“Come C What’s Inside”
Started in 1953 as a food-buying club in Seattle, WA, with 15 families participating to buy food directly from farmers and ranchers, PCC Community Markets is a food co-op — owned by its members who own an equal part of the co-op — in Seattle with more than 56,000 members and 11 locations making it the largest food co-op in the U.S.. Recently the co-op changed its name from PCC Natural Markets to PCC Community Markets — PCC, by the way, stands for Puget Consumers Co-op — and introduced a new identity designed by local firm Wexley School for Girls.
The old logo had the right ambitions and looked the part of a natural grocer but the execution existed in that bad mediocre limbo where it’s not terribly bad but trying hard to be good but isn’t. The new logo is clearly better crafted and much more expressive with a giant middle “C” that houses vintage engravings of food and animals. The larger “C” emphasizes the new “Community” name even though that middle “C” stands for “Consumers” based on the company’s original name, but I doubt many of today’s members or shoppers are aware (or care that much) what PCC stands for — visually, the “C” achieves its goal.
I like the rhythm of CONDENSED-WIDE-CONDENSED and I like how “Community Farms” fits within the “C” but it obviously works better with the vintage illustrations inside it. The hearty color palette of dark blue and orange is way better than the medicinal green and purple combo of before.
The simple applications of the logo in its type-only version and the interplay with larger illustrations are charming and enjoyable.

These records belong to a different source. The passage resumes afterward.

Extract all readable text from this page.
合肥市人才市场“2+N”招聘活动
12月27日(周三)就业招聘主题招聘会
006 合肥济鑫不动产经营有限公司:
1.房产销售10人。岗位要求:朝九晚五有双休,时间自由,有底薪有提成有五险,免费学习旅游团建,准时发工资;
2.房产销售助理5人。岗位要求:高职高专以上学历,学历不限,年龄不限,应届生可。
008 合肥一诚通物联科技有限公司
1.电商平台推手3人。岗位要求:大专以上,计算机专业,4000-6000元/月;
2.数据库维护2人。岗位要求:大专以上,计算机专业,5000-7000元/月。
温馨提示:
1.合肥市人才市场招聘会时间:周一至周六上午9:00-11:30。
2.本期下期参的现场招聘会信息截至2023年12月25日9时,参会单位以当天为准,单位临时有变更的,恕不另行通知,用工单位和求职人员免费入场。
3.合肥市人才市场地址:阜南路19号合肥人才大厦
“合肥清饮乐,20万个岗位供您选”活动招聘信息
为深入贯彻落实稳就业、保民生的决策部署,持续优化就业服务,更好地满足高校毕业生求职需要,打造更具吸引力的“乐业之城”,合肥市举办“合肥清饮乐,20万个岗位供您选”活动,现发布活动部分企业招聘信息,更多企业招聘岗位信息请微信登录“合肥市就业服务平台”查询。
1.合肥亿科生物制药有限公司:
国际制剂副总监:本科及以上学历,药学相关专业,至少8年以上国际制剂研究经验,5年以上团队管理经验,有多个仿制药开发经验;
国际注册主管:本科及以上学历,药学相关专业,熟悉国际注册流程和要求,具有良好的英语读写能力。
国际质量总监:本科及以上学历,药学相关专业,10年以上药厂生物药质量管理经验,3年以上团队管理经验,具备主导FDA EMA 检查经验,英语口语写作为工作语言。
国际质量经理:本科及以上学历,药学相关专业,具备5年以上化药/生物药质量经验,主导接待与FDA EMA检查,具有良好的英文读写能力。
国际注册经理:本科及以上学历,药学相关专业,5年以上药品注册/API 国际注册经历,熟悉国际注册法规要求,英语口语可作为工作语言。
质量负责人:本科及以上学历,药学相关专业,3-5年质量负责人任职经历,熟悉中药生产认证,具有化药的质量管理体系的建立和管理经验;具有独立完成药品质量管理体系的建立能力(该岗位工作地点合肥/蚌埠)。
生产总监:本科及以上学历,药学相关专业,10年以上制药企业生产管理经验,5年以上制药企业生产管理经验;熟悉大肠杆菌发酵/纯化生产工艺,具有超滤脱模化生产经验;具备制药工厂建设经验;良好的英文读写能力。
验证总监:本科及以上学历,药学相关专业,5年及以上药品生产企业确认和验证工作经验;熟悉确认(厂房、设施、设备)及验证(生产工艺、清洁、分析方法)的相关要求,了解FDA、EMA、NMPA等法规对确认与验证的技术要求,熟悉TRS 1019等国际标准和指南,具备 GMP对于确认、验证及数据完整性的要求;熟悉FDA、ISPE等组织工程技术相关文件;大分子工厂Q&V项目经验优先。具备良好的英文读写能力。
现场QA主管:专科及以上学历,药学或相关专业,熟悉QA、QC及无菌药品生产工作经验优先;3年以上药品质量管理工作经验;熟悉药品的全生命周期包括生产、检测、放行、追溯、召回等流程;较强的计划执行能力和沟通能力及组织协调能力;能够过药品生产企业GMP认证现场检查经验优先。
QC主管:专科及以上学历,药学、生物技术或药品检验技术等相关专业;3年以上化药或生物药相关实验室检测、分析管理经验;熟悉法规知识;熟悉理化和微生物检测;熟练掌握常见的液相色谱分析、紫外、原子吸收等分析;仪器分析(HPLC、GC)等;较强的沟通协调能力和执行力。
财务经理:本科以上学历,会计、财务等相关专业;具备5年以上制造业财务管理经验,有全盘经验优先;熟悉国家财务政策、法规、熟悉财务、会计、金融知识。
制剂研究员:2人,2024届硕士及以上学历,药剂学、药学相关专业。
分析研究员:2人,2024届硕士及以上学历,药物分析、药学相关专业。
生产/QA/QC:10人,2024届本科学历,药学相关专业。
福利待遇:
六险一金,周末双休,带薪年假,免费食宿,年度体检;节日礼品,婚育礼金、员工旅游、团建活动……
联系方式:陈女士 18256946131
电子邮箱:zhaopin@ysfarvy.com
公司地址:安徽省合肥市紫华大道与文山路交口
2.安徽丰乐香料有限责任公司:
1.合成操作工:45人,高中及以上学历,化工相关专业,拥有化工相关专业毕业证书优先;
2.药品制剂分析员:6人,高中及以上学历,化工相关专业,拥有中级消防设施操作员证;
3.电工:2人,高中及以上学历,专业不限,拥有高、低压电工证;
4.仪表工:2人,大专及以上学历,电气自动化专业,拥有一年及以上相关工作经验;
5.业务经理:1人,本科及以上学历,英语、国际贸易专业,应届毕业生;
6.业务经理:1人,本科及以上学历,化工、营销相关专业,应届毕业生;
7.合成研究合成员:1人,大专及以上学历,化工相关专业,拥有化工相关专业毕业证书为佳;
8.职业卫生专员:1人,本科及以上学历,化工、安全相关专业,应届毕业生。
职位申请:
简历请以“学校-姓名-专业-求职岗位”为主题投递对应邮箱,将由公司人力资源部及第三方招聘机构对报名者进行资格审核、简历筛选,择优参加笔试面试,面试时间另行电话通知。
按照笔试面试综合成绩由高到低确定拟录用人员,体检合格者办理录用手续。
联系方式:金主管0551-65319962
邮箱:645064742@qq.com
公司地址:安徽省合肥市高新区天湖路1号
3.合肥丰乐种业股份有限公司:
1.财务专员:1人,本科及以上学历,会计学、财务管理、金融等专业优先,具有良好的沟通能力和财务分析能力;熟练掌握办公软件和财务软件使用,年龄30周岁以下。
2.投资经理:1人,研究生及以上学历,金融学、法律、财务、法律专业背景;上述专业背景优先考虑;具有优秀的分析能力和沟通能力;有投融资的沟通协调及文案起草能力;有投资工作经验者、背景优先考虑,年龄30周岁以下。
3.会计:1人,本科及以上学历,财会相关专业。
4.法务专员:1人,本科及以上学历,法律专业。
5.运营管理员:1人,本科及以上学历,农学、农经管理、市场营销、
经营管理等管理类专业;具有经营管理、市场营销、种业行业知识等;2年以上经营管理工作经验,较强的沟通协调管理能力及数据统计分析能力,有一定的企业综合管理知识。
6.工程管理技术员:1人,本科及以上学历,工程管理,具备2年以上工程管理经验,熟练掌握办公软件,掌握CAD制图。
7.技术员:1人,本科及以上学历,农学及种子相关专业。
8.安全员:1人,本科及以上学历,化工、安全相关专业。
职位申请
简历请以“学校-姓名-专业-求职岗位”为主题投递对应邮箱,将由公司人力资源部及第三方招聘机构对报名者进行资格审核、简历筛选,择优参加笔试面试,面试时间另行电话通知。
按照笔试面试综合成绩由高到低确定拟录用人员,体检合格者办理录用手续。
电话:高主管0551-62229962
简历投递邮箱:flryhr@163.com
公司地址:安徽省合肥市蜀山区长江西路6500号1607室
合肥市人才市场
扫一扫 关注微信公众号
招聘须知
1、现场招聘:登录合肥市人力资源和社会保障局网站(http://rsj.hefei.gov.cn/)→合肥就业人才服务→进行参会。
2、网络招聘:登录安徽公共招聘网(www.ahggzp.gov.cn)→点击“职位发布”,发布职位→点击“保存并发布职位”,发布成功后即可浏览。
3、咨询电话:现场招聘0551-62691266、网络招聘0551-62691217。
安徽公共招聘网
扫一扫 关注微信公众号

I wish the packaging for their private label were a little more ambitious or interesting but I can also appreciate the economy of aesthetics to not make the packaging feel too precious and like the co-op is using its money for extravagancies like over-designed coffee bags. Still, a contrasting typeface — there is such a thing as too much Brandon Grotesque — (or proper centering of the stickers) wouldn’t hurt.
The billboards have a nice dynamic going on with the large illustrations on one side, the large logo on the other, and some ho-hum copywriting in between. They look both elegant and earthy and are much nicer than 90% of the rest of the billboards so I’m sure they stand out around the city. Overall, this is a nice evolution that adds a sense of craft to the co-op and elevates the experience of shopping there.